We can also phrase the problem so that multiple recent time steps can be used to make the prediction for the next time step.

This is called the window method, and the size of the window is a parameter that can be tuned for each problem.

For example, given the current time ($t$) we want to predict the value at the next time in the sequence ($t + 1$), we can use the current time ($t$) as well as the two prior times ($t-1$ and $t-2$).

When phrased as a regression problem the input variables are $t-2$, $t-1$, $t$ and the output variable is $t+1$.

In [None]:
# Multilayer Perceptron to Predict International Airline Passengers (t+1, given t, t-1, t-2)
import numpy
import matplotlib.pyplot as plt
import pandas
import math
from keras.models import Sequential
from keras.layers import Dense
# convert an array of values into a dataset matrix
def create_dataset(dataset, look_back=1):
    dataX, dataY = [], []
    for i in range(len(dataset)-look_back-1):
        a = dataset[i:(i+look_back), 0]
        dataX.append(a)
        dataY.append(dataset[i + look_back, 0])
    return numpy.array(dataX), numpy.array(dataY)
# fix random seed for reproducibility
numpy.random.seed(7)
# load the dataset
dataframe = pandas.read_csv('files/international-airline-passengers.csv', usecols=[1], engine='python', skipfooter=3)
dataset = dataframe.values
dataset = dataset.astype('float32')
# split into train and test sets
train_size = int(len(dataset) * 0.67)
test_size = len(dataset) - train_size
train, test = dataset[0:train_size,:], dataset[train_size:len(dataset),:]
print(len(train), len(test))
# reshape dataset
look_back = 10
trainX, trainY = create_dataset(train, look_back)
testX, testY = create_dataset(test, look_back)
# create and fit Multilayer Perceptron model
model = Sequential()
model.add(Dense(8, input_dim=look_back, activation='relu'))
model.add(Dense(1))
model.compile(loss='mean_squared_error', optimizer='adam')
model.fit(trainX, trainY, nb_epoch=200, batch_size=2, verbose=2)

In [None]:
# Estimate model performance
trainScore = model.evaluate(trainX, trainY, verbose=0)
print('Train Score: %.2f MSE (%.2f RMSE)' % (trainScore, math.sqrt(trainScore)))
testScore = model.evaluate(testX, testY, verbose=0)
print('Test Score: %.2f MSE (%.2f RMSE)' % (testScore, math.sqrt(testScore)))
# generate predictions for training
trainPredict = model.predict(trainX)
testPredict = model.predict(testX)
# shift train predictions for plotting
trainPredictPlot = numpy.empty_like(dataset)
trainPredictPlot[:, :] = numpy.nan
trainPredictPlot[look_back:len(trainPredict)+look_back, :] = trainPredict
# shift test predictions for plotting
testPredictPlot = numpy.empty_like(dataset)
testPredictPlot[:, :] = numpy.nan
testPredictPlot[len(trainPredict)+(look_back*2)+1:len(dataset)-1, :] = testPredict
# plot baseline and predictions
plt.plot(dataset)
plt.plot(trainPredictPlot)
plt.plot(testPredictPlot)
plt.show()

We can see that the error was reduced compared to that of the previous section.

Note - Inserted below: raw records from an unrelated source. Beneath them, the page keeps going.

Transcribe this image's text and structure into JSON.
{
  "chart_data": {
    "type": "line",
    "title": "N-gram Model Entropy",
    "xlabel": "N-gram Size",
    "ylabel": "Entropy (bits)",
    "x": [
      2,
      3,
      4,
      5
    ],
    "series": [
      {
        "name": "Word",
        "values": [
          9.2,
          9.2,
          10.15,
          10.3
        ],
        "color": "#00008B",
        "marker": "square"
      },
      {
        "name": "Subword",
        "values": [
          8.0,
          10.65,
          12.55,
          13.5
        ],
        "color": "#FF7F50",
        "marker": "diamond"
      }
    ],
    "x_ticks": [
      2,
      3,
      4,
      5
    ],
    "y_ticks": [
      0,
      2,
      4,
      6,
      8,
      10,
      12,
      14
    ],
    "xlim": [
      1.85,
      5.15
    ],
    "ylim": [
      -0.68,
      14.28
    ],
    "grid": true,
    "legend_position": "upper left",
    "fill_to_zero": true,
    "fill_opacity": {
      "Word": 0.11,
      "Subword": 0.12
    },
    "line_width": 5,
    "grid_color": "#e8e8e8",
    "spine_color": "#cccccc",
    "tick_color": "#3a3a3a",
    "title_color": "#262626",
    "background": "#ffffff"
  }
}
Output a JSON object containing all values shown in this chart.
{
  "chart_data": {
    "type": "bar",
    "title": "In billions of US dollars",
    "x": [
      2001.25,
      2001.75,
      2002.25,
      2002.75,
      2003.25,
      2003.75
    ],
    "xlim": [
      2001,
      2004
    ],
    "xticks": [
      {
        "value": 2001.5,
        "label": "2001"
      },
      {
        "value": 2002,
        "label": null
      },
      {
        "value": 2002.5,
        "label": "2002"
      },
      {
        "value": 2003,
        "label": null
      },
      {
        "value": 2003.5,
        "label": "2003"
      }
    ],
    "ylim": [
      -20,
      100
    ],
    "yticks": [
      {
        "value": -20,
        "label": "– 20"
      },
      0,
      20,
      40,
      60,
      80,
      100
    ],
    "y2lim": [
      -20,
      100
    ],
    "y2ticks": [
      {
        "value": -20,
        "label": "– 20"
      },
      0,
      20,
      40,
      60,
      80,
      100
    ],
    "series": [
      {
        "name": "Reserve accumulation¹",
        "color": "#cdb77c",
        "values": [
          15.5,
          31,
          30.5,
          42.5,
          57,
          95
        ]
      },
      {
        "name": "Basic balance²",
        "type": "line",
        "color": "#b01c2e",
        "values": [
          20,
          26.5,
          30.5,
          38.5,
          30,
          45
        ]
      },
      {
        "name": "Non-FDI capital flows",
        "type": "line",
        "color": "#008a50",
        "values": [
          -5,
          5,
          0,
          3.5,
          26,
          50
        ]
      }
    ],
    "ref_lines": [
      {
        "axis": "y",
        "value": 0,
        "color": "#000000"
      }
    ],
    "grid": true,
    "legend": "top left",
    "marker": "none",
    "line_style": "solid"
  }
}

Looking at the graph, we can see more structure in the predictions.

Again, the window size and the network architecture were not tuned, this is just a demonstration of how to frame a prediction problem.

Taking the square root of the performance scores we can see the average error on the training dataset was 20 passengers (in thousands per month) and the average error on the unseen test set was 42 passengers (in thousands per month).